Non, Marc n’est pas jaloux, mais un peu agacé tout de même de voir la Néréide passer de bras en bras, comme une petite idole, tandis que lui connaît déjà l’irréparable disgrâce d’être « trop grand ».

— Pépé, veux-tu me prendre un tout petit moment sur tes genoux ?… Je ne suis pas trop lourd ?… Si je te fatigue, tu le diras ?

— Sois tranquille. Tu n’es pas encore trop lourd pour mes forces.

Un bras tendre entoure le corps menu et, sous la belle main sensible, le cœur de l’enfant bat vite, vite, comme un cœur d’oiseau.

Le docteur a laissé s’éteindre sa pipe et rêve… Il songe au fils qui revient vers lui sur l’Océan — qui revient de si loin… Il songe à sa propre vie renouvelée, refleurie comme un arrière-été lumineux.

— C’est lui qui avait raison. Il a toujours raison.

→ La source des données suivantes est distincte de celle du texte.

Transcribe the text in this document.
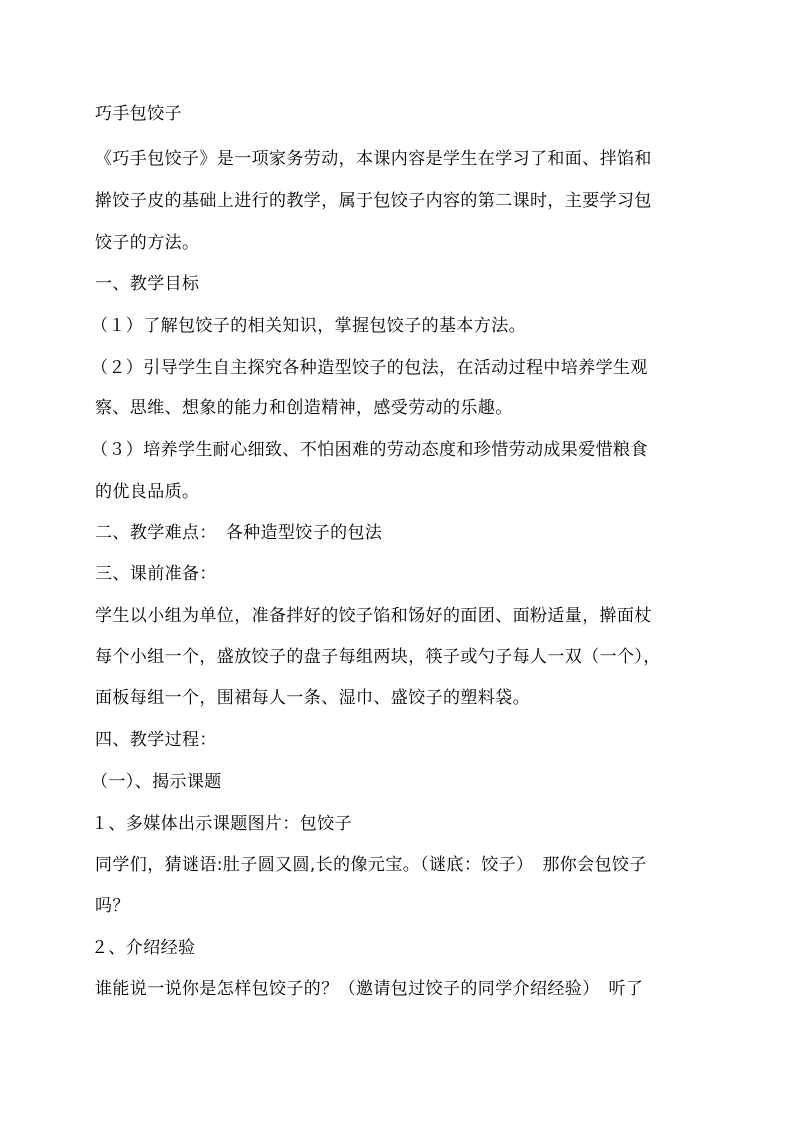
巧手包饺子
《巧手包饺子》是一项家务劳动，本课内容是学生在学习了和面、拌馅和
擀饺子皮的基础上进行的教学，属于包饺子内容的第二课时，主要学习包
饺子的方法。
一、教学目标
（１）了解包饺子的相关知识，掌握包饺子的基本方法。
（２）引导学生自主探究各种造型饺子的包法，在活动过程中培养学生观
察、思维、想象的能力和创造精神，感受劳动的乐趣。
（３）培养学生耐心细致、不怕困难的劳动态度和珍惜劳动成果爱惜粮食
的优良品质。
二、教学难点：　各种造型饺子的包法
三、课前准备：
学生以小组为单位，准备拌好的饺子馅和饧好的面团、面粉适量，擀面杖
每个小组一个，盛放饺子的盘子每组两块，筷子或勺子每人一双（一个），
面板每组一个，围裙每人一条、湿巾、盛饺子的塑料袋。
四、教学过程：
（一）、揭示课题
１、多媒体出示课题图片：包饺子
同学们，猜谜语:肚子圆又圆,长的像元宝。（谜底：饺子）　那你会包饺子
吗？
２、介绍经验
谁能说一说你是怎样包饺子的？（邀请包过饺子的同学介绍经验）　听了
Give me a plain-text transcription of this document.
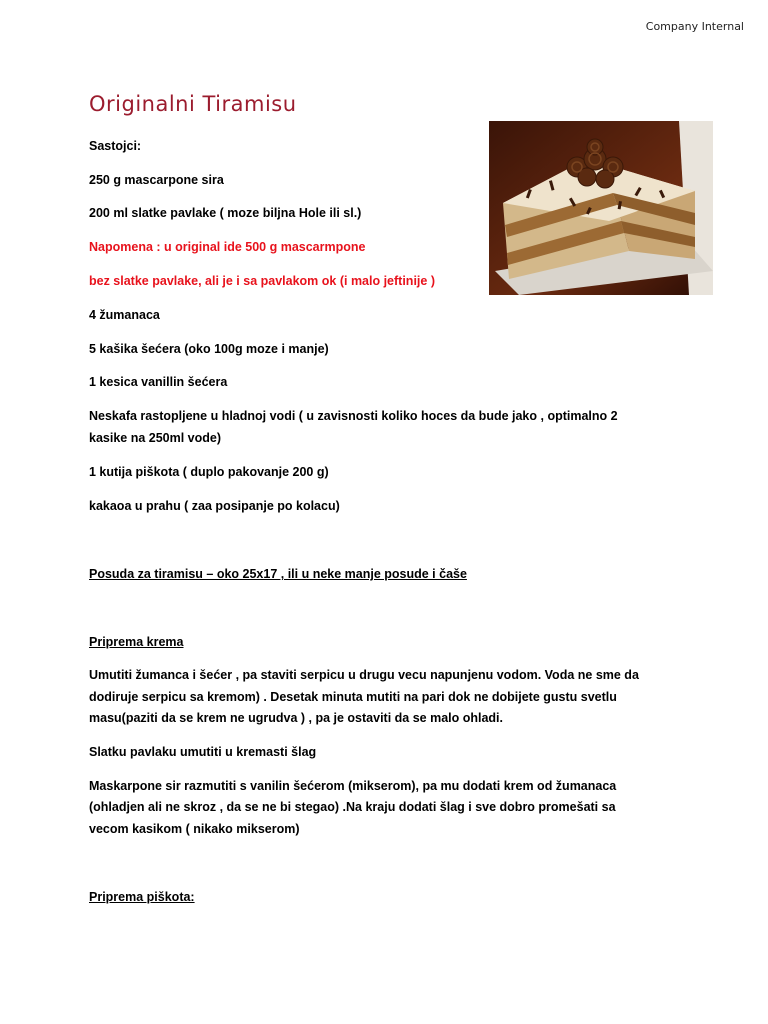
Company Internal
Originalni Tiramisu
Sastojci:
250 g mascarpone sira
200 ml slatke pavlake ( moze biljna Hole ili sl.)
Napomena : u original ide 500 g mascarmpone
bez slatke pavlake, ali je i sa pavlakom ok (i malo jeftinije )
4 žumanaca
5 kašika šećera (oko 100g moze i manje)
1 kesica vanillin šećera
Neskafa rastopljene u hladnoj vodi ( u zavisnosti koliko hoces da bude jako , optimalno 2
kasike na 250ml vode)
1 kutija piškota ( duplo pakovanje 200 g)
kakaoa u prahu ( zaa posipanje po kolacu)
Posuda za tiramisu – oko 25x17 , ili u neke manje posude i čaše
Priprema krema
Umutiti žumanca i šećer , pa staviti serpicu u drugu vecu napunjenu vodom. Voda ne sme da
dodiruje serpicu sa kremom) . Desetak minuta mutiti na pari dok ne dobijete gustu svetlu
masu(paziti da se krem ne ugrudva ) , pa je ostaviti da se malo ohladi.
Slatku pavlaku umutiti u kremasti šlag
Maskarpone sir razmutiti s vanilin šećerom (mikserom), pa mu dodati krem od žumanaca
(ohladjen ali ne skroz , da se ne bi stegao) .Na kraju dodati šlag i sve dobro promešati sa
vecom kasikom ( nikako mikserom)
Priprema piškota:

Lui, c’est son gendre, ce Nérée à qui l’attachent de si puissants liens ; ce Nérée qu’il aime presque autant que Blanche…

Petit Marc sent que l’esprit de son grand-père s’est évadé ; pour le rappeler à lui, il se fait un peu plus lourd, appuie sa tête à cette poitrine qu’il considère comme sa propriété privée. Et le grand-père, qui a compris, sourit dans l’ombre et resserre doucement son étreinte.